CRE: Deals for Office Buildings Decline

by Calculated Risk on 8/11/2008 12:47:00 PM

From the WaPo: Office Building Deals Drop Off

[L]ike much of the rest of the nation, the [Washington D.C. area] commercial real estate sector has been hit by the double whammy of a credit crunch and an economic slowdown.
In the District, $1.4 billion worth of office space traded hands in the first six months of the year, a 61 percent drop from the $3.6 billion sold by mid-2007 ... The drop-off was even more pronounced in Northern Virginia, where building sales plummeted 87 percent, to $914 million from $6.8 billion a year ago. In Maryland's suburbs, building sales fell 13 percent, to $459 million from $527 million.

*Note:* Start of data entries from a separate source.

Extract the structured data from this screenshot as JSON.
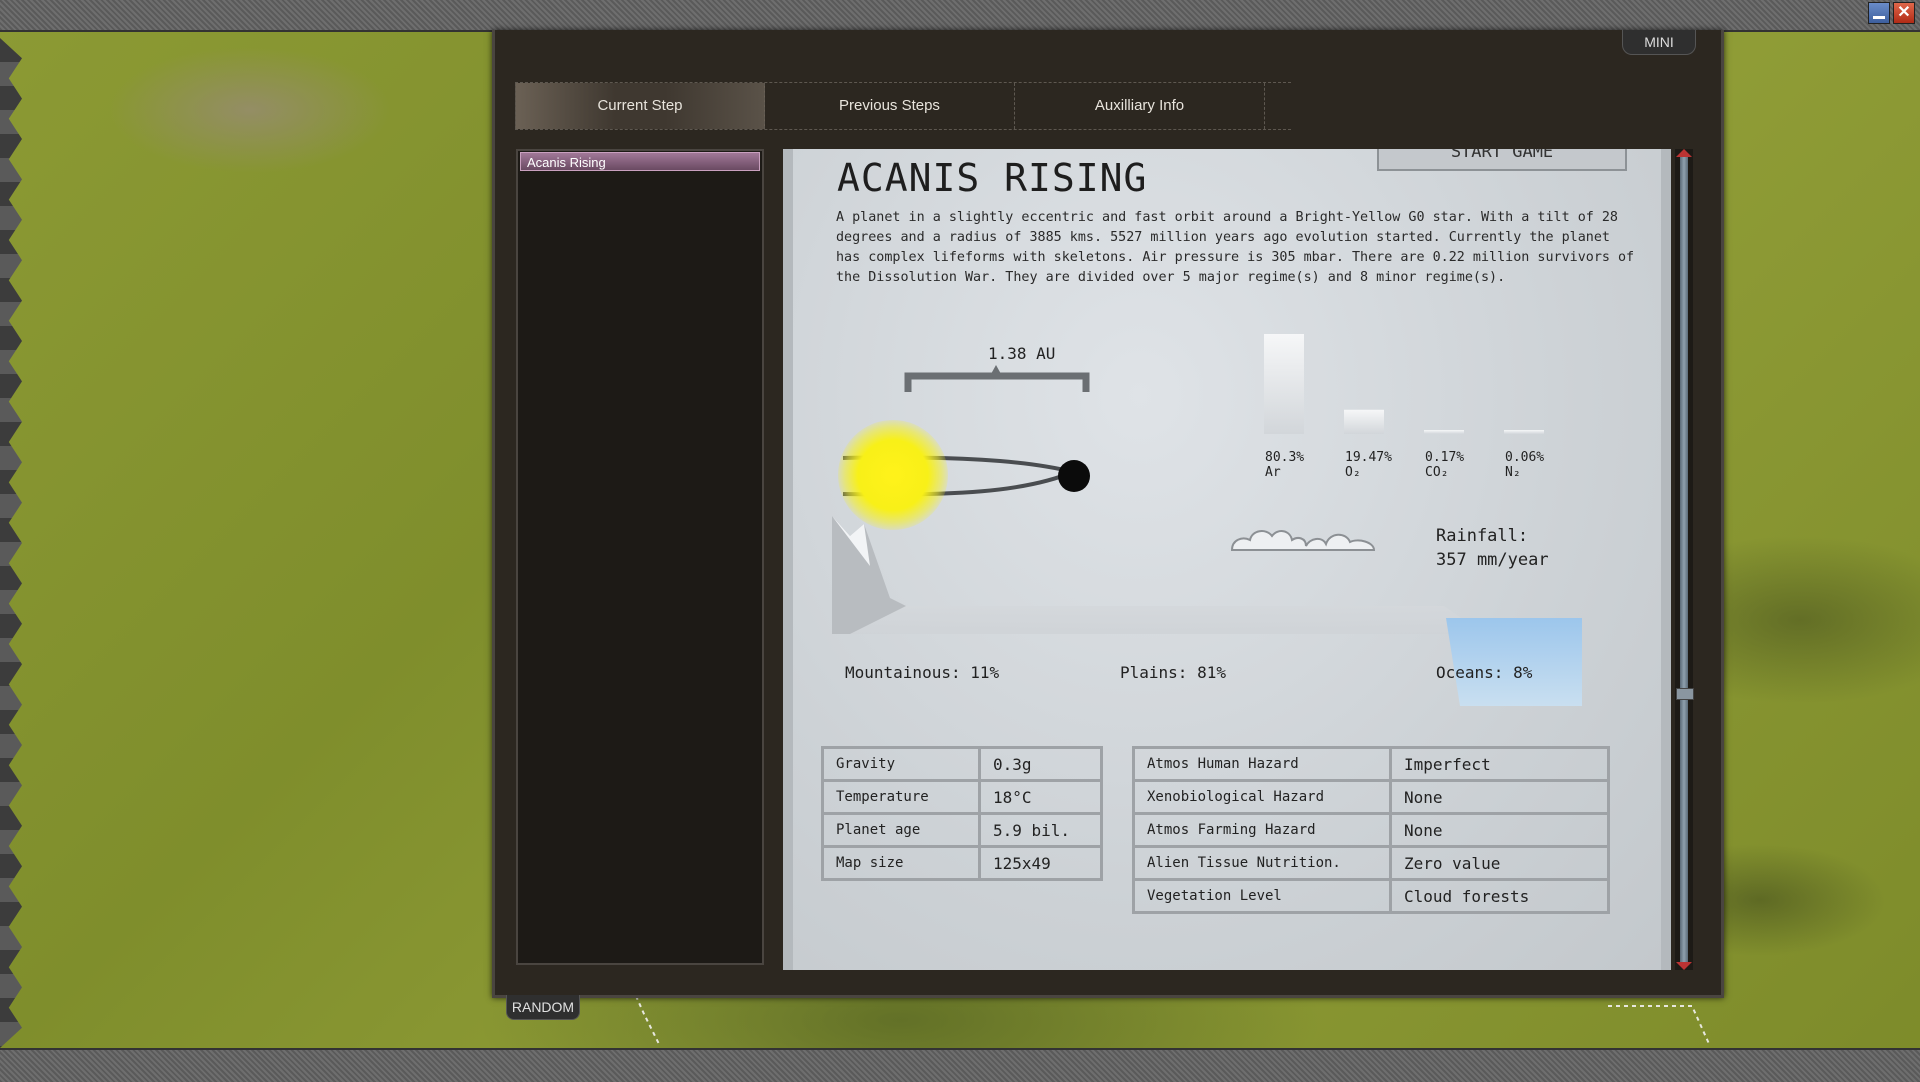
{
  "window": {
    "minimize_icon": "minimize-icon",
    "close_icon": "close-icon",
    "close_glyph": "✕"
  },
  "mini_button": "MINI",
  "random_button": "RANDOM",
  "tabs": [
    {
      "label": "Current Step"
    },
    {
      "label": "Previous Steps"
    },
    {
      "label": "Auxilliary Info"
    }
  ],
  "sidebar": {
    "items": [
      {
        "label": "Acanis Rising",
        "selected": true
      }
    ]
  },
  "start_button": "START GAME",
  "planet": {
    "name": "ACANIS RISING",
    "description": "A planet in a slightly eccentric and fast orbit around a Bright-Yellow G0 star. With a tilt of 28 degrees and a radius of 3885 kms. 5527 million years ago evolution started. Currently the planet has complex lifeforms with skeletons. Air pressure is 305 mbar. There are 0.22 million survivors of the Dissolution War. They are divided over 5 major regime(s) and 8 minor regime(s).",
    "orbit_distance": "1.38 AU",
    "atmosphere": [
      {
        "percent": "80.3%",
        "percent_value": 80.3,
        "gas": "Ar"
      },
      {
        "percent": "19.47%",
        "percent_value": 19.47,
        "gas": "O₂"
      },
      {
        "percent": "0.17%",
        "percent_value": 0.17,
        "gas": "CO₂"
      },
      {
        "percent": "0.06%",
        "percent_value": 0.06,
        "gas": "N₂"
      }
    ],
    "rainfall_label": "Rainfall:",
    "rainfall_value": "357 mm/year",
    "terrain": {
      "mountainous": "Mountainous: 11%",
      "plains": "Plains: 81%",
      "oceans": "Oceans: 8%"
    }
  },
  "stats": [
    {
      "key": "Gravity",
      "value": "0.3g"
    },
    {
      "key": "Temperature",
      "value": "18°C"
    },
    {
      "key": "Planet age",
      "value": "5.9 bil."
    },
    {
      "key": "Map size",
      "value": "125x49"
    }
  ],
  "hazards": [
    {
      "key": "Atmos Human Hazard",
      "value": "Imperfect"
    },
    {
      "key": "Xenobiological Hazard",
      "value": "None"
    },
    {
      "key": "Atmos Farming Hazard",
      "value": "None"
    },
    {
      "key": "Alien Tissue Nutrition.",
      "value": "Zero value"
    },
    {
      "key": "Vegetation Level",
      "value": "Cloud forests"
    }
  ],
  "colors": {
    "sun": "#f8f018",
    "panel": "#2c2720",
    "selected_item": "#8f6a86",
    "ocean": "#7fb0de"
  }
}
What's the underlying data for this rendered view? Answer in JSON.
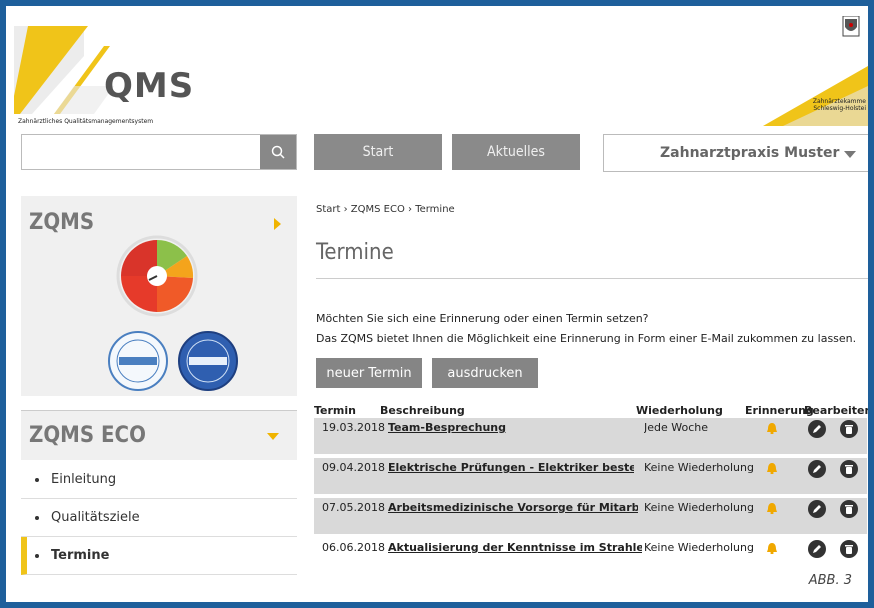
{
  "header": {
    "logo_title": "QMS",
    "logo_subtitle": "Zahnärztliches Qualitätsmanagementsystem",
    "chamber_lines": [
      "Zahnärztekamme",
      "Schleswig-Holstei"
    ]
  },
  "search": {
    "placeholder": "",
    "value": ""
  },
  "nav": {
    "start": "Start",
    "aktuelles": "Aktuelles",
    "practice_select": "Zahnarztpraxis Muster"
  },
  "sidebar": {
    "zqms_title": "ZQMS",
    "eco_title": "ZQMS ECO",
    "items": [
      {
        "label": "Einleitung"
      },
      {
        "label": "Qualitätsziele"
      },
      {
        "label": "Termine"
      }
    ]
  },
  "breadcrumb": "Start › ZQMS ECO › Termine",
  "page": {
    "title": "Termine",
    "intro_line1": "Möchten Sie sich eine Erinnerung oder einen Termin setzen?",
    "intro_line2": "Das ZQMS bietet Ihnen die Möglichkeit eine Erinnerung in Form einer E-Mail zukommen zu lassen.",
    "new_button": "neuer Termin",
    "print_button": "ausdrucken"
  },
  "table": {
    "headers": {
      "termin": "Termin",
      "beschreibung": "Beschreibung",
      "wiederholung": "Wiederholung",
      "erinnerung": "Erinnerung",
      "bearbeiten": "Bearbeiten"
    },
    "rows": [
      {
        "date": "19.03.2018",
        "description": "Team-Besprechung",
        "repeat": "Jede Woche"
      },
      {
        "date": "09.04.2018",
        "description": "Elektrische Prüfungen - Elektriker bestellen",
        "repeat": "Keine Wiederholung"
      },
      {
        "date": "07.05.2018",
        "description": "Arbeitsmedizinische Vorsorge für Mitarbeiterinnen",
        "repeat": "Keine Wiederholung"
      },
      {
        "date": "06.06.2018",
        "description": "Aktualisierung der Kenntnisse im Strahlenschutz f...",
        "repeat": "Keine Wiederholung"
      }
    ]
  },
  "figure_label": "ABB. 3",
  "colors": {
    "accent": "#f0c419",
    "bell": "#f0a800",
    "frame": "#1e5f9b",
    "button": "#8a8a8a"
  }
}
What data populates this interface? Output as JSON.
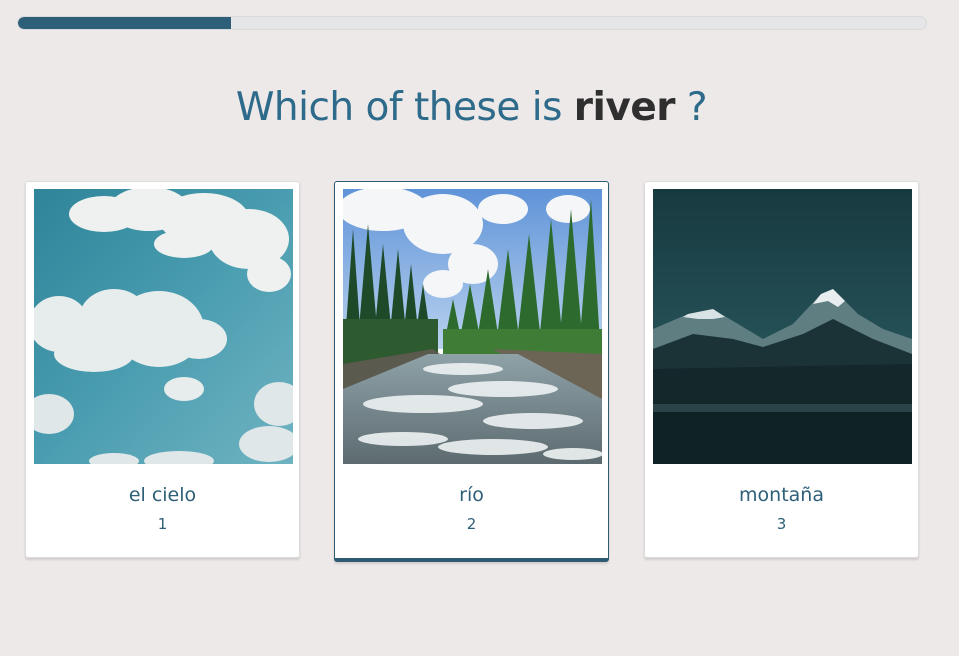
{
  "progress": {
    "fraction": 0.235
  },
  "question": {
    "prefix": "Which of these is",
    "keyword": "river",
    "suffix": "?"
  },
  "options": [
    {
      "label": "el cielo",
      "number": "1",
      "image": "sky-with-clouds",
      "selected": false
    },
    {
      "label": "río",
      "number": "2",
      "image": "river-in-forest",
      "selected": true
    },
    {
      "label": "montaña",
      "number": "3",
      "image": "snowy-mountains",
      "selected": false
    }
  ],
  "colors": {
    "accent": "#2e5f78",
    "background": "#ede9e8",
    "keyword": "#2f2f2f"
  }
}
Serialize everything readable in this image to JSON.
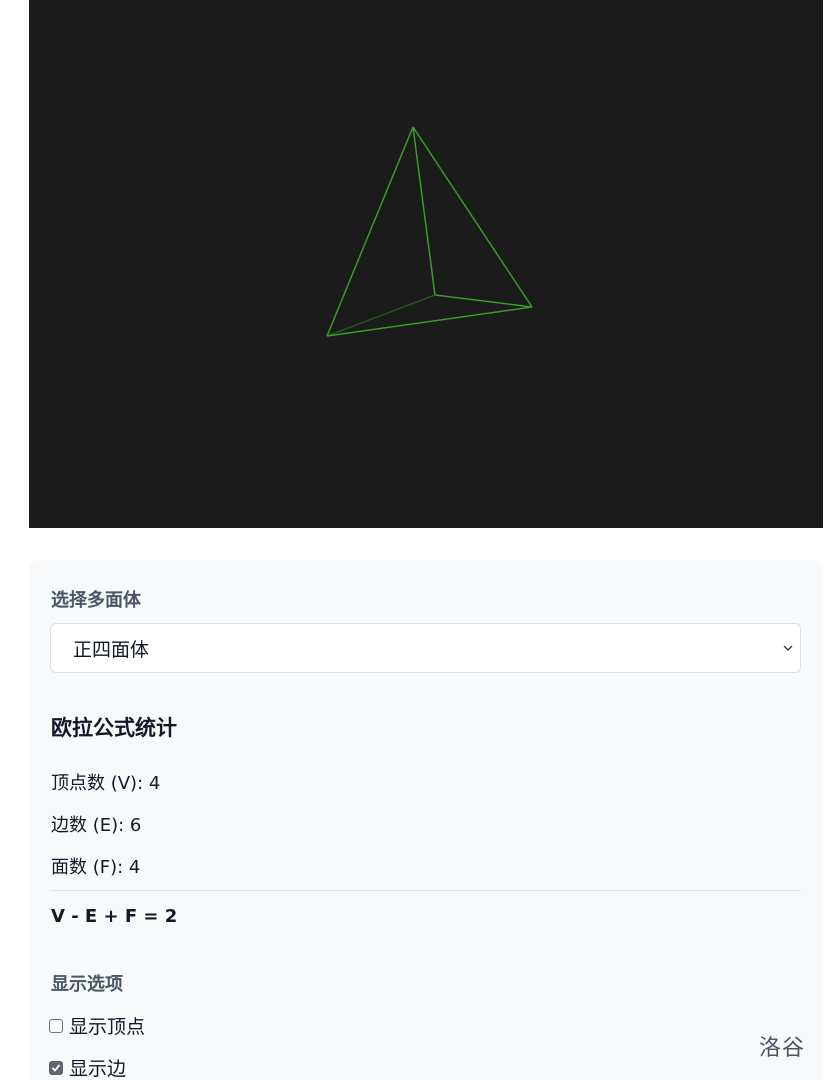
{
  "viewer": {
    "background": "#1b1b1b",
    "edge_color": "#3a9a2a",
    "hidden_edge_color": "#23551c"
  },
  "selector": {
    "label": "选择多面体",
    "selected": "正四面体"
  },
  "stats": {
    "title": "欧拉公式统计",
    "vertices": "顶点数 (V): 4",
    "edges": "边数 (E): 6",
    "faces": "面数 (F): 4",
    "formula": "V - E + F = 2"
  },
  "display": {
    "label": "显示选项",
    "show_vertices": {
      "label": "显示顶点",
      "checked": false
    },
    "show_edges": {
      "label": "显示边",
      "checked": true
    }
  },
  "watermark": "洛谷"
}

... the area's vacancy rate ticked up to 11.3 percent from 9.9 percent over the past year
This is a story about the decline in sales of existing office buildings. Just like for residential, new investment in CRE has a larger impact on the economy than resales because less investment means fewer jobs.

Less turnover dpes impact commissions, but that only has a small impact on overall employment.

Also, just like for residential, declining transaction volumes usually precede price declines (although CRE prices are not as sticky as residential). The key for the economy will be the decline in new office investment in the 2nd half of 2008 and in 2009.